Navy offensive coordinator Ivin Jasper missed Wednesday’s Navy football team practice due to a potential complication his son, who is awaiting a heart transplant, had, calling into question his availability to coach at Saturday’s Army-Navy rivalry game.
Jasper’s son, Jarren, 14, had an appointment at Children’s National Medical Center in Washington, D.C., on Wednesday. But doctors discovered that there was a potential complication, which led to Jarren staying overnight at the hospital, Navy Athletics Spokesman Scott Strasemeier told the Capital Gazette.
Navy Head Coach Ken Niumatalolo and his wife left the Touchdown Club of Annapolis’ annual Army-Navy cocktail party on Wednesday night to head to the hospital and see Jasper.
Strasemeier told the Capital Gazette that he could not speculate on whether or not Jasper would attend Thursday’s practice.

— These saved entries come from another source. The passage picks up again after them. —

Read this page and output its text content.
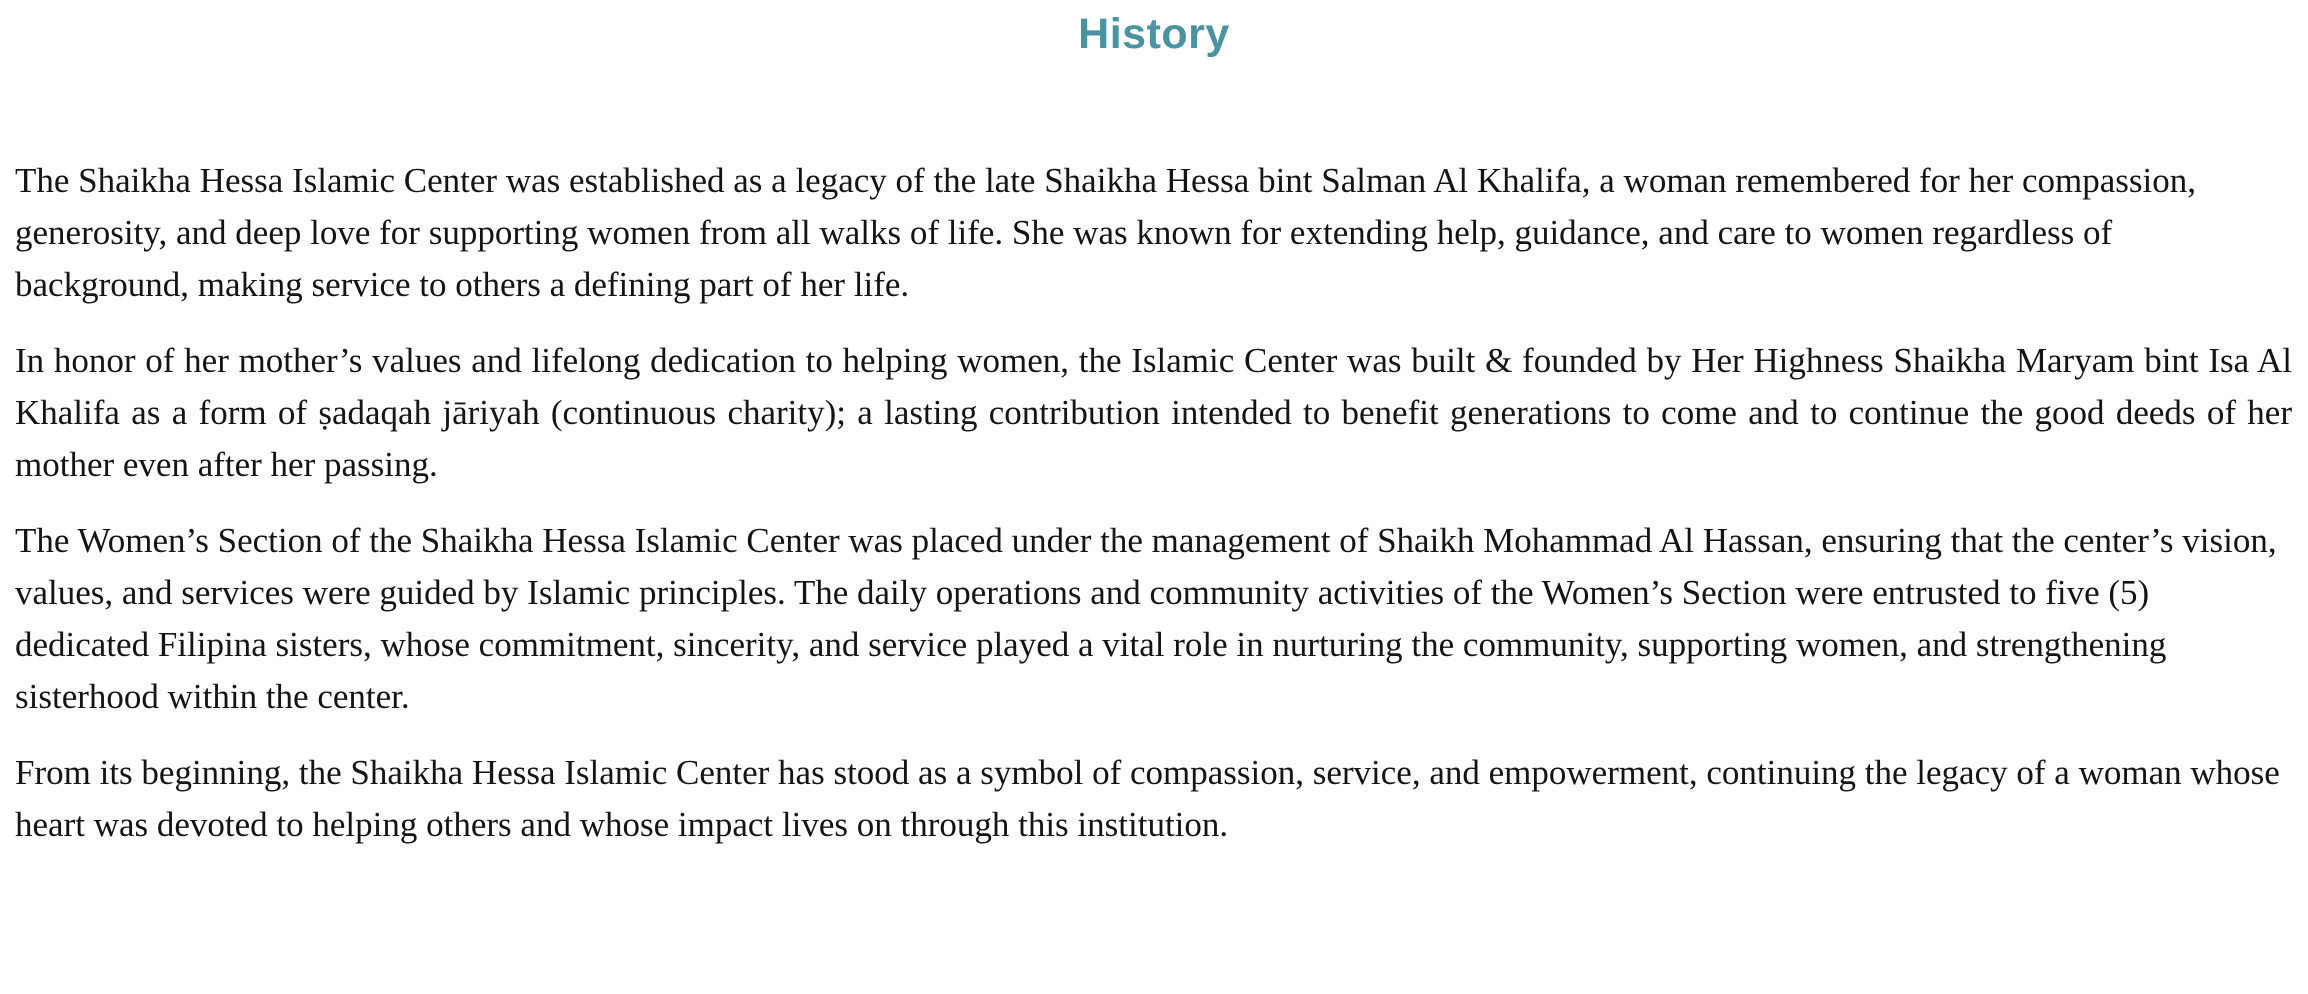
History

The Shaikha Hessa Islamic Center was established as a legacy of the late Shaikha Hessa bint Salman Al Khalifa, a woman remembered for her compassion, generosity, and deep love for supporting women from all walks of life. She was known for extending help, guidance, and care to women regardless of background, making service to others a defining part of her life.

In honor of her mother’s values and lifelong dedication to helping women, the Islamic Center was built & founded by Her Highness Shaikha Maryam bint Isa Al Khalifa as a form of ṣadaqah jāriyah (continuous charity); a lasting contribution intended to benefit generations to come and to continue the good deeds of her mother even after her passing.

The Women’s Section of the Shaikha Hessa Islamic Center was placed under the management of Shaikh Mohammad Al Hassan, ensuring that the center’s vision, values, and services were guided by Islamic principles. The daily operations and community activities of the Women’s Section were entrusted to five (5) dedicated Filipina sisters, whose commitment, sincerity, and service played a vital role in nurturing the community, supporting women, and strengthening sisterhood within the center.

From its beginning, the Shaikha Hessa Islamic Center has stood as a symbol of compassion, service, and empowerment, continuing the legacy of a woman whose heart was devoted to helping others and whose impact lives on through this institution.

In June, Jarren Jasper was diagnosed with supra-ventricular tachycardia, an abnormally fast heart rhythm as a result of irregular electrical activity in the heart.
During a catheter ablation procedure to correct the issue, Jarren’s heart swelled and his coronary artery was closed off. The next 11 days, Jarren was on life support. Now he awaits a heart transplant.